Note that I'm postponing any Mac related activity at the moment because I first want to get the tests working on both Linux and Windows (the latter works, the former is giving me some trouble because of technical difficulties with my QEMU/Linux installation) and because I haven't been able to build Inkscape on my Mac yet.
- Make the existing (CxxTest) tests build (and run) on all three platforms (I can currently make them work for Windows and Linux).
- (done) Modify buildtool to add support for generating the necessary .cpp files using cxxtestgen. (see my patch mentioned earlier) Depending on discussion with the Inkscape community this might also require changes to the way buildtool handles dependencies (that is, if the Inkscape community doesn't want compilation of the tests to be part of the usual build process).
- (done) Add the existing CxxTest unit tests to build.xml. (again see my patch)
- (postponing for the moment) Get Inkscape to compile on my Mac (or a virtual machine).
- (postponing for the moment) Check that the unit tests compile on MacOS X.
- Converting the remaining utest tests to the CxxTest framework.
- (done) Convert helper/units to CxxTest.
- (done) Convert display/bezier-utils.
- (done) Convert util/list-container.
- (done) Convert xml/*.
- (done) Make the new CxxTests build on Linux.
- Remove the old utest tests.
- Create unit tests for libnr/nr-compose and (the mentioned parts of) 2geom/.
- (done) Convert (and possibly update) my existing tests for libnr/nr-compose to CxxTest.
- (not necessary, 2geom already has this) Adapt existing (libnr) unit tests / implement new unit tests for the parts of 2geom that correspond to parts of libnr.
- Implement rendering tests based on (binary and pdiff-like) comparison with reference files. See  for a proof of concept that uses (Windows') file compare and perceptualdiff (the latter should also run fine on Linux and MacOS X).
- (done) Create a test program that can execute command-line applications (inkscape, file compare, perceptualdiff, ...) on all three platforms. And can deal with those applications crashing (on Windows this requires using SetErrorMode to prevent Windows from presenting the user with an exception dialog). It should accept a list of test files, export them to png using Inkscape and compare the output files to reference images (one per test file) using binary comparison.
- (partially done, it can be used, but it's not done by default, and the current version of perceptualdiff has a problem with transparency) Make it use perceptualdiff for .png's.
- (done, at least the multiple references part) Extend it to use more than one reference file per test file and/or comparison masks to ignore certain portions of the images (or other means of making the comparisons more useful).
- (not doing this, but see TestingInkscape for information on running the tests unattended) Set up test system to run periodically and upload results.

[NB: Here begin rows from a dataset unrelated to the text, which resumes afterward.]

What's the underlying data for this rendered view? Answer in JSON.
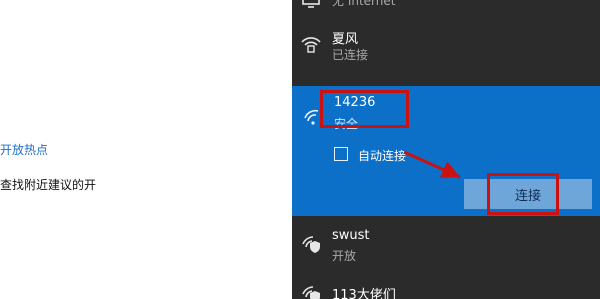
{
  "left_page": {
    "hotspot_link": "开放热点",
    "nearby_text": "查找附近建议的开"
  },
  "flyout": {
    "top_status": "无 Internet",
    "networks": [
      {
        "name": "夏风",
        "status": "已连接",
        "icon": "wifi-locked-icon"
      },
      {
        "name": "14236",
        "status": "安全",
        "icon": "wifi-icon",
        "selected": true
      },
      {
        "name": "swust",
        "status": "开放",
        "icon": "wifi-shield-icon"
      },
      {
        "name": "113大佬们",
        "status": "",
        "icon": "wifi-shield-icon"
      }
    ],
    "auto_connect_label": "自动连接",
    "auto_connect_checked": false,
    "connect_button": "连接"
  },
  "annotation_color": "#cc1111"
}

- Set up test (virtual) machines to update their working copies and run all unit and rendering tests periodically.
- Make the test systems bundle (in a zip file, a directory or a single, XML, file) and upload (using ftp) the test results per run.
- Create unit tests for:
- (done, only for curve) display/
- (done) svg/
- (not doing this) Implement verb tests analogously to rendering tests.
- Let the rendering test tool accept entire Inkscape command lines as well (or create a derivative tool which reuses most of the code but accepts different test definitions).
- Add some support for comparing XML.
- Identify interesting areas of the code for creating further unit tests.
- Discuss problem areas in the code with the Inkscape community.
- Use SVN logs to identify often edited, very new and very old code.
- Use gcov to determine what parts of the code are executed very often and which are executed hardly ever.